In a series of quick swipes, it lets you get through naming a site, upload images, choosing a theme, and publishing your first post. If you want to get fancier, you can also take photos and alter them with a set of filters, or shoot videos to publish.

The admin interface lets users manage multiple sites, and comes with some of the core features from its home site, including comment moderation, and form creation for surveys, contact lists and submissions (which will all also work on mobile).

The free app is available (here) for iPhone now and Android later, cofounders Dan Veltri and David Rusenko tell me. Language support is currently available for English, French, Spanish, German, Portuguese, Italian, Chinese and Dutch.

Web-savvy folks may not realize it, but many organizations still lack a strong online and mobile presence. For example, Frederic recently covered an industry study showing that 95% of independent restaurants don’t have a mobile site, and only 40% have online menus.

Yes, there are a number of other companies out there that let people set up their own sites. But Tumblr is more of a social network, Facebook and Twitter accounts are more about getting distribution than providing a full set of features, and heavier-duty blog platforms like WordPress require more work to set up and maintain.

Weebly’s main competitors are companies like Wix and Webs.com — or, rather, the lack of awareness among categories of users like those poor independent web site owners.

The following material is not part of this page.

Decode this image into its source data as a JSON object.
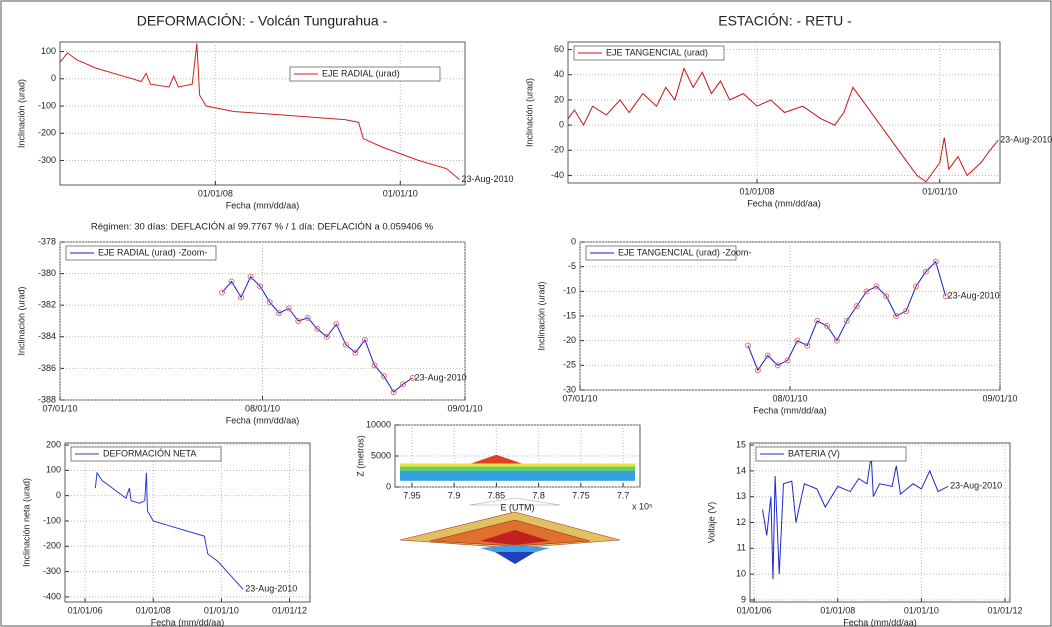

It’s making big inroads, though, which is why I keep hearing those revenue rumors. Since launching in 2007, it has gained 11 million registered users (people who have set up web sites), and accounts for around 2% of all sites on the web. Traffic is around 75 million unique visitors a month. Its net promoter score — an industry calculation of how likely users are to recommend a service to others — is an unusually high 80%.

Its revenues, which come from special features like e-commerce stores, have made the company profitable since January of 2009, the cofounders tell me from their awesome new offices downtown — and “very profitable” today.